Hacker News new | ask | show | jobs
by ktRolster 3239 days ago
When Watson won at Jeopardy, one of its prime advantages was the faster reaction time at pushing the buzzer. The fairness of that has already been hashed out elsewhere, but.....

We already know that computers can have superior micro and beat humans at Starcraft through that(1). Is DeepMind going to win by giving themselves a micro advantage that is beyond what reasonable humans can do?

(1)https://www.youtube.com/watch?v=IKVFZ28ybQs as one example

5 comments

My understanding is that in a full match, AIs still have no hope against humans, since even though they can crush humans at micro, their macro is still abysmal [1]. I'm not aware of a match where any AI has beat a pro human player at Starcraft -- I'd be interested in learning otherwise!

[1] http://spectrum.ieee.org/automaton/robotics/artificial-intel...

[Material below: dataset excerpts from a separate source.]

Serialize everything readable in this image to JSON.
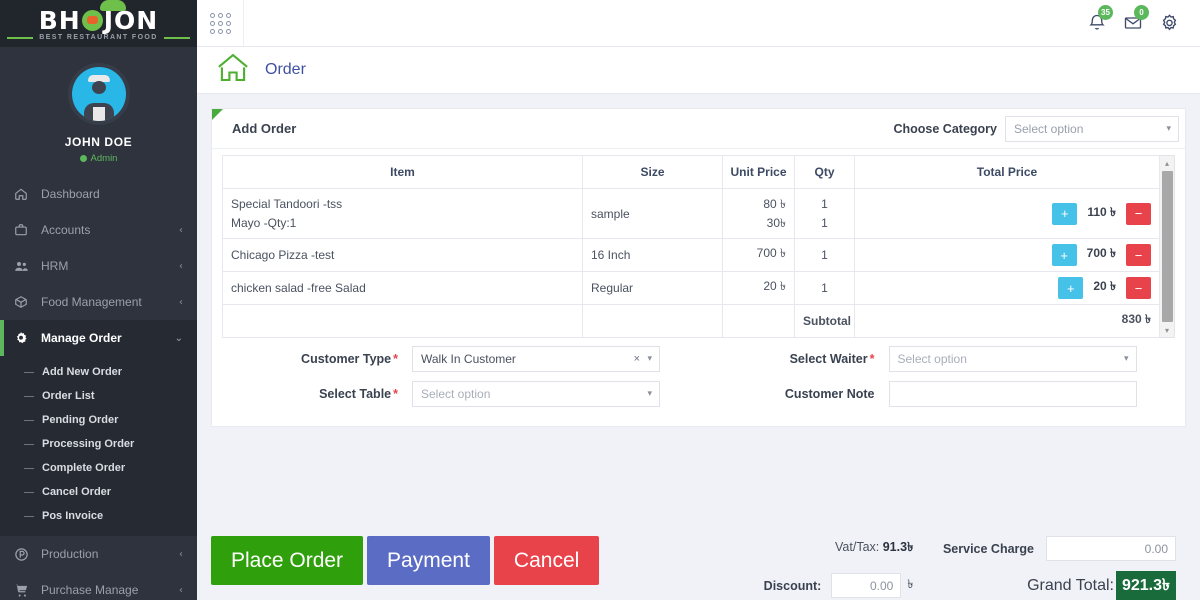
{
  "brand": {
    "name_part1": "BH",
    "name_part2": "JON",
    "tagline": "BEST RESTAURANT FOOD"
  },
  "profile": {
    "name": "JOHN DOE",
    "role": "Admin"
  },
  "sidebar": {
    "items": [
      {
        "label": "Dashboard",
        "icon": "home-icon",
        "arrow": "",
        "active": false
      },
      {
        "label": "Accounts",
        "icon": "briefcase-icon",
        "arrow": "‹",
        "active": false
      },
      {
        "label": "HRM",
        "icon": "users-icon",
        "arrow": "‹",
        "active": false
      },
      {
        "label": "Food Management",
        "icon": "box-icon",
        "arrow": "‹",
        "active": false
      },
      {
        "label": "Manage Order",
        "icon": "gear-icon",
        "arrow": "⌄",
        "active": true
      },
      {
        "label": "Production",
        "icon": "production-icon",
        "arrow": "‹",
        "active": false
      },
      {
        "label": "Purchase Manage",
        "icon": "cart-icon",
        "arrow": "‹",
        "active": false
      }
    ],
    "submenu": [
      "Add New Order",
      "Order List",
      "Pending Order",
      "Processing Order",
      "Complete Order",
      "Cancel Order",
      "Pos Invoice"
    ]
  },
  "topbar": {
    "grid_icon": "apps-grid-icon",
    "notification_badge": "35",
    "mail_badge": "0"
  },
  "pagehead": {
    "title": "Order",
    "icon": "home-icon"
  },
  "panel": {
    "title": "Add Order",
    "category_label": "Choose Category",
    "category_value": "Select option"
  },
  "table": {
    "headers": [
      "Item",
      "Size",
      "Unit Price",
      "Qty",
      "Total Price"
    ],
    "rows": [
      {
        "item_lines": [
          "Special Tandoori -tss",
          "Mayo -Qty:1"
        ],
        "size": "sample",
        "unit_lines": [
          "80 ৳",
          "30৳"
        ],
        "qty_lines": [
          "1",
          "1"
        ],
        "total": "110 ৳",
        "plus": "+",
        "minus": "−"
      },
      {
        "item_lines": [
          "Chicago Pizza -test"
        ],
        "size": "16 Inch",
        "unit_lines": [
          "700 ৳"
        ],
        "qty_lines": [
          "1"
        ],
        "total": "700 ৳",
        "plus": "+",
        "minus": "−"
      },
      {
        "item_lines": [
          "chicken salad -free Salad"
        ],
        "size": "Regular",
        "unit_lines": [
          "20 ৳"
        ],
        "qty_lines": [
          "1"
        ],
        "total": "20 ৳",
        "plus": "+",
        "minus": "−"
      }
    ],
    "subtotal_label": "Subtotal",
    "subtotal_value": "830 ৳"
  },
  "form": {
    "customer_type_label": "Customer Type",
    "customer_type_value": "Walk In Customer",
    "select_table_label": "Select Table",
    "select_table_value": "Select option",
    "select_waiter_label": "Select Waiter",
    "select_waiter_value": "Select option",
    "customer_note_label": "Customer Note",
    "customer_note_value": "",
    "required_mark": "*",
    "clear_mark": "×",
    "caret": "▾"
  },
  "actions": {
    "place_order": "Place Order",
    "payment": "Payment",
    "cancel": "Cancel"
  },
  "totals": {
    "vat_label": "Vat/Tax:",
    "vat_value": "91.3৳",
    "discount_label": "Discount:",
    "discount_value": "0.00",
    "discount_currency": "৳",
    "service_charge_label": "Service Charge",
    "service_charge_value": "0.00",
    "grand_total_label": "Grand Total:",
    "grand_total_value": "921.3৳"
  },
  "colors": {
    "sidebar_bg": "#2e333d",
    "brand_bg": "#21252c",
    "accent_green": "#5cb85c",
    "place_order": "#2fa00c",
    "payment": "#5b6cc4",
    "cancel": "#e8424a",
    "plus_button": "#46c1e8",
    "grand_total_bg": "#1a6b3c",
    "page_title": "#3f51a0"
  },
  "scrollbar": {
    "up": "▴",
    "down": "▾"
  }
}
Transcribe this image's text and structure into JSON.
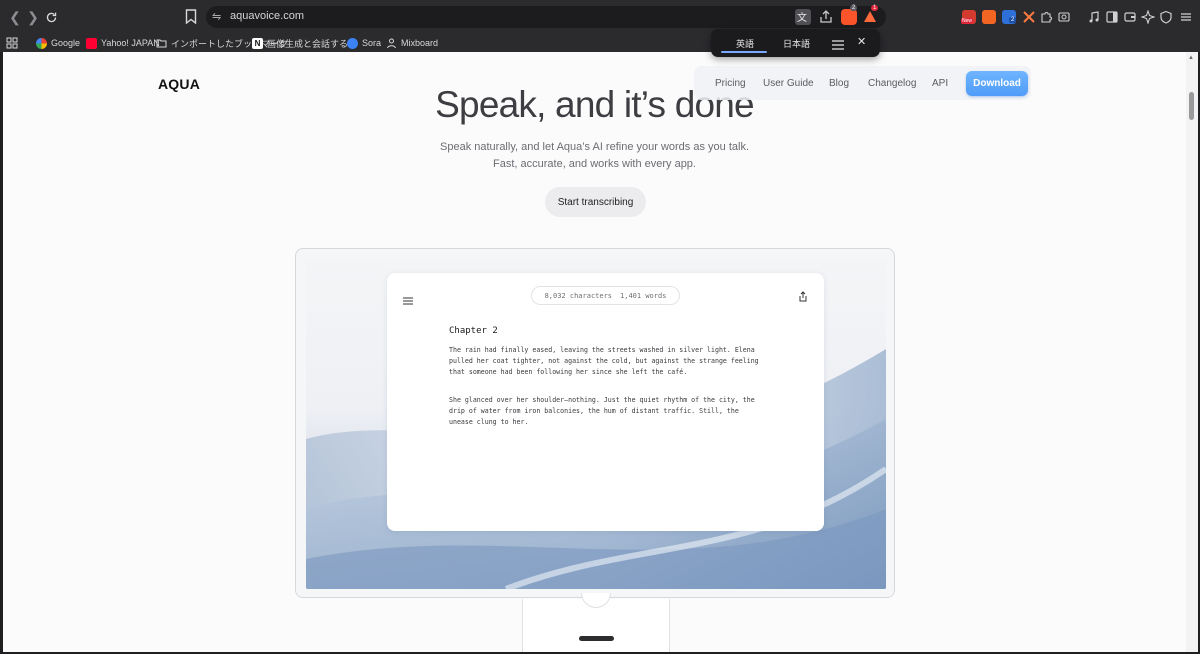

That's because there hasn't been too much concentrated effort on this problem yet, since you'd have to spend quite a bit of effort just integrating with the game engine.

Certainly a lot less research has been done on computer SC2 than computer go, and nobody expected a pro to be beaten there 1.5 years ago, either.

It's not that their macro is abysmal (macro in Starcraft refers to the mechanics of managing production and economy), it's that their strategy and tactics are real bad.
would you love to be proven wrong?
Of course.
That example might be misleading because I assume the AI has perfect information- I don't know how it could know which zergling was targeted before the tank fire landed without knowledge of the game's internal state.

In any case I saw in the comments above they are planning on limiting the APM. But right now they're not at the stage where they can compete with the in-game rules based AI, so it may be a little while.

Thanks for that video. That's exactly what I hope to see. AI vs. AI with insane micro capabilities. I want to see SC2 played as close to a "perfect" game as possible.
Yes it would be amazing to watch
I wonder if limiting APM would be a simple way to make the AI's play more "human" and less exploit-y.
Limiting APM is definitely a step in the right direction, but there are ways to have super-human reaction times, beyond what a human can do, even while limiting APM.

So if we watch a match and see things that no human could physically do, we will know that the machine didn't win because of intelligence.

It would still be great, it just would be a simplification of the problem.

What if the ai machine predicted very accurately what their opponents would do? Does that count?